Assim, o Conclave do Sacro Colégio Cardinalício terá 115 eleitores. O'Brien era a principal autoridade da Igreja Católica no Reino Unido.

Tanto o secretário de Estado do Vaticano, cardeal Tarcisio Bertone, e o porta-voz da Santa Sé, Federico Lombardi, tinham repudiado no sábado o que chamaram de "maledicências" e "calúnias" contra a Igreja. Eles alegaram que a maioria das suspeitas não pode ser comprovada.

Nos Estados Unidos, há uma grande pressão para que o arcebispo de Los Angeles, cardeal Roger Mahony, acusado de acobertar escândalos sexuais de membros da Igreja, não participe do Conclave. Mahony depôs durante três horas e meia à Justiça da Califórnia. O Vaticano não vê problemas para ele participar da eleição do sucessor de Bento XVI.

sábado, 16 de fevereiro de 2013

Conclave para eleger papa pode iniciar em 15 de março

A reunião do Sacro Colégio Cardinalício para eleger o sucessor do papa Bento XVI pode começar em 15 de março, se houver número suficiente de cardeais em Roma, admitiu hoje a Santa Sé, reporta a agência Reuters.

Pelas normas da Igreja Católica, o Conclave deve ser iniciado 15 a 20 dias depois do trono de São Pedro ficar vago, o que acontecerá em 28 de fevereiro. Um novo papa deve ser eleito antes da Páscoa, que neste ano cai em 31 de março.

Bento XVI renunciou surpreendentemente alegando problemas de saúde para continuar exercendo "o ministério de Pedro". Sua decisão abriu uma série de discussões sobre intrigas, fofocas e traições na Cúria Romana, revelando todo o atraso de uma instituição medieval que resiste a qualquer tentativa de modernização.

A maior crise da Igreja Católica Apostólica Romana se deve à falta de padres para realizar sua missão. Enquanto não acabar com o celibato, a proibição dos padres se casarem, e não aceitar a ordenação de mulheres, esse problema fundamental não vai mudar - para não falar no problema da pedofilia, dos escândalos sexuais causados por religiosos que não conseguem controlar seus instintos mais selvagens e do veto ao uso da camisinha para combater a aids.

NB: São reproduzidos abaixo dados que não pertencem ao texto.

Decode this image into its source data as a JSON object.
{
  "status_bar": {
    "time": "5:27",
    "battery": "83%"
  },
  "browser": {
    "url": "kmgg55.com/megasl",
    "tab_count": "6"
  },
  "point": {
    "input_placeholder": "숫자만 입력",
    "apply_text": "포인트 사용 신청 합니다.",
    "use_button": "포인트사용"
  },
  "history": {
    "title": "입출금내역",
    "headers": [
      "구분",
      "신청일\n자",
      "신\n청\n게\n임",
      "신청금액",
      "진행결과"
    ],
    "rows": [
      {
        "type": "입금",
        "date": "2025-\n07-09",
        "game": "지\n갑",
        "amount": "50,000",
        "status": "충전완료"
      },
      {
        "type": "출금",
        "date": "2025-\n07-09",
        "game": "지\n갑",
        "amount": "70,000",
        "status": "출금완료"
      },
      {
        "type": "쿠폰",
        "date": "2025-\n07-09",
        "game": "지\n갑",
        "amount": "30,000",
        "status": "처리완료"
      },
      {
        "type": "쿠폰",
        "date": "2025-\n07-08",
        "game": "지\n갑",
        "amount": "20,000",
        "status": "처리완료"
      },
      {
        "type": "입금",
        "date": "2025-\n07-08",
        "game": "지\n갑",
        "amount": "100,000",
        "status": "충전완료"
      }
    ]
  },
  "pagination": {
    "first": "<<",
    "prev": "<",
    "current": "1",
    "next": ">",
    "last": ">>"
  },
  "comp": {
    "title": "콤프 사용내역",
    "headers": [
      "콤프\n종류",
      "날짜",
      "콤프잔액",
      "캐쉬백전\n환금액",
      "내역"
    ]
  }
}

Quando um papa conservador e debilitado que passou a vida lutando para manter tudo como está, inclusive acobertando crimes sexuais de suas ovelhas-chefes prega uma "verdadeira renovação", só revela quão esclerosada e anacrônica é a instituição que preside.

Talvez a saída seja a eleição de um papa não europeu. Seria um reconhecimento de a Igreja tem pouco peso hoje no continente onde está instalada. Em países como o Reino Unido e a Holanda, apenas 1% frequentam a missa dominical. Muita gente ainda se casa e batiza seus filhos na Igreja como um ritual, uma festa. O número dos que seguem a orientação da Igreja é mínimo.

Sua maior força está em regiões mais atrasadas do planeta como a África e a América Latina, onde a pregação conservadora e moralista está mais de acordo com as visões religiosas. Se o novo papa vier do Terceiro Mundo, será uma esperança de renovação. Mas, para mudar algo, ele terá de enfrentar o atraso, as futricas e traições das lutas internas pelo poder no Vaticano.